Two researchers discussing results of a study with each other.

Image source: Getty Images

CSL Limited (ASX: CSL) shares having a positive start to the week.

In afternoon trade, the biotherapeutics company’s shares are up 1% to $297.29.

This leaves CSL’s shares on the cusp of breaking through the $300 mark once again.
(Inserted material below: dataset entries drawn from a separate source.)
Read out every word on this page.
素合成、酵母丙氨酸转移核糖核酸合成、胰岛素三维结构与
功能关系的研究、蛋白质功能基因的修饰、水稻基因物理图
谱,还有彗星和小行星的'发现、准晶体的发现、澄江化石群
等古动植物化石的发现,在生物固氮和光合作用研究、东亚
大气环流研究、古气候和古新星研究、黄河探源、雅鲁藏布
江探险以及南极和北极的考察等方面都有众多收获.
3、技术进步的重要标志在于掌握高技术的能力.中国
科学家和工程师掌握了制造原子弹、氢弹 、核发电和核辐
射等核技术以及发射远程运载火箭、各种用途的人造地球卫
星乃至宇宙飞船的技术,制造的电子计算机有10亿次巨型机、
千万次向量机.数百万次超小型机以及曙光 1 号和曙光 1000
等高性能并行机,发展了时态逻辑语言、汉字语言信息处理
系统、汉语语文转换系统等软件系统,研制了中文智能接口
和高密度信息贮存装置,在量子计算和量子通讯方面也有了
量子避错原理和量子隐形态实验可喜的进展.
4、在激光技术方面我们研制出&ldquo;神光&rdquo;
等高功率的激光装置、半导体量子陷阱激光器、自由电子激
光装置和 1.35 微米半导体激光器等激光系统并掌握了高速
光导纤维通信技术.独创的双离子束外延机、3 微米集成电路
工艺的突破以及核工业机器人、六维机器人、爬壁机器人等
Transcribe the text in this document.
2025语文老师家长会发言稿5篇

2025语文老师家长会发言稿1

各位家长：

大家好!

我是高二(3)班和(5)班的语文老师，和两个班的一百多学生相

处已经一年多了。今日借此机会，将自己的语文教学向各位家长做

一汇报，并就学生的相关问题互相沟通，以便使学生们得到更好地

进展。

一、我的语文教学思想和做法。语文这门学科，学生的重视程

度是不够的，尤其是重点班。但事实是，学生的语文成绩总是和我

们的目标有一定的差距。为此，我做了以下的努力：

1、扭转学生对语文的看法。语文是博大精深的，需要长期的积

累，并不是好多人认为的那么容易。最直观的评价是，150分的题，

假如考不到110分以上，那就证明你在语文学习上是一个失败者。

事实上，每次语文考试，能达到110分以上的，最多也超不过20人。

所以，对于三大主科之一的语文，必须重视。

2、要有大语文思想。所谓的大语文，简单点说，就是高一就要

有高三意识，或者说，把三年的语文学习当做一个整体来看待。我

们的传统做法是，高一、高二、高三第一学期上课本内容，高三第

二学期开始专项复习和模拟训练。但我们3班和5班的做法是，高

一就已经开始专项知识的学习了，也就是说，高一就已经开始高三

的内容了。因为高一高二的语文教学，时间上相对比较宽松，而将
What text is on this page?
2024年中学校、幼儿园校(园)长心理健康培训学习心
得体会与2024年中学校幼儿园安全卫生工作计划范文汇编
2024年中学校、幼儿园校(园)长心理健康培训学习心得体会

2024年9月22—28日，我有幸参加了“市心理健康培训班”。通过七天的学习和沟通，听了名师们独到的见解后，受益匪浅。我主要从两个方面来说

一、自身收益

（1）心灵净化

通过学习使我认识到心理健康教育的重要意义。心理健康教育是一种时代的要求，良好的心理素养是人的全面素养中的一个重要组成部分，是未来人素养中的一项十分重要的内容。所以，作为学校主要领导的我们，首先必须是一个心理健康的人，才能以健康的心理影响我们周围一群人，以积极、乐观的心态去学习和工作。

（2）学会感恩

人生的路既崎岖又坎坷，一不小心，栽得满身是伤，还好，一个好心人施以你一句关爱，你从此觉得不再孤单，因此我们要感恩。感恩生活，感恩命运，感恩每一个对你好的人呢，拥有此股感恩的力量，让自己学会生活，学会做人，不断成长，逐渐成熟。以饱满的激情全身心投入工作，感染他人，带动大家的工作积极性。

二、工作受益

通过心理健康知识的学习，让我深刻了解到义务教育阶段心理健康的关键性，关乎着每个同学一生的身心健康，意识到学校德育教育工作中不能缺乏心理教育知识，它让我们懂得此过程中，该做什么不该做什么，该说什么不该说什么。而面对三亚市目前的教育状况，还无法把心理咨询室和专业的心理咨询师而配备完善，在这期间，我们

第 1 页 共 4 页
Where are CSL’s shares heading?

The good news for investors is that one leading broker believes that CSL’s shares can rise beyond the $300 mark and keep on climbing.

According to a note out of Citi, its analysts have retained their buy rating and $340.00 price target on the company’s shares.

Based on where its shares trade today, this implies potential upside of more than 14% for investors over the next 12 months.

What did the broker say?

Citi notes that the company recently held its research and development (R&D) day.

Its analysts highlight that CSL plans to continue spending over US$1 billion on its R&D activities each year for the foreseeable future. And with exciting potential therapies such as CSL 112 in its pipeline, it’s hard to argue against this level of investment.

Citi commented:

CSL held its annual event updating the market on its R&D programs. The R&D budget is significant at US$1.16bn in FY22 or ~11% of revenue. CSL will continue to spend ~10-11% of revenue on R&D annually. The pipeline now includes assets from recently acquired Vifor with two assets in Phase 3.

Our $340 TP includes $22.40 for the R&D portfolio (down from $23 on delays) – the main asset remains CSL112 (cardiovascular) at $20/share on which we will get Phase 3 data in Q1 CY24. Maintain Buy, $340 TP.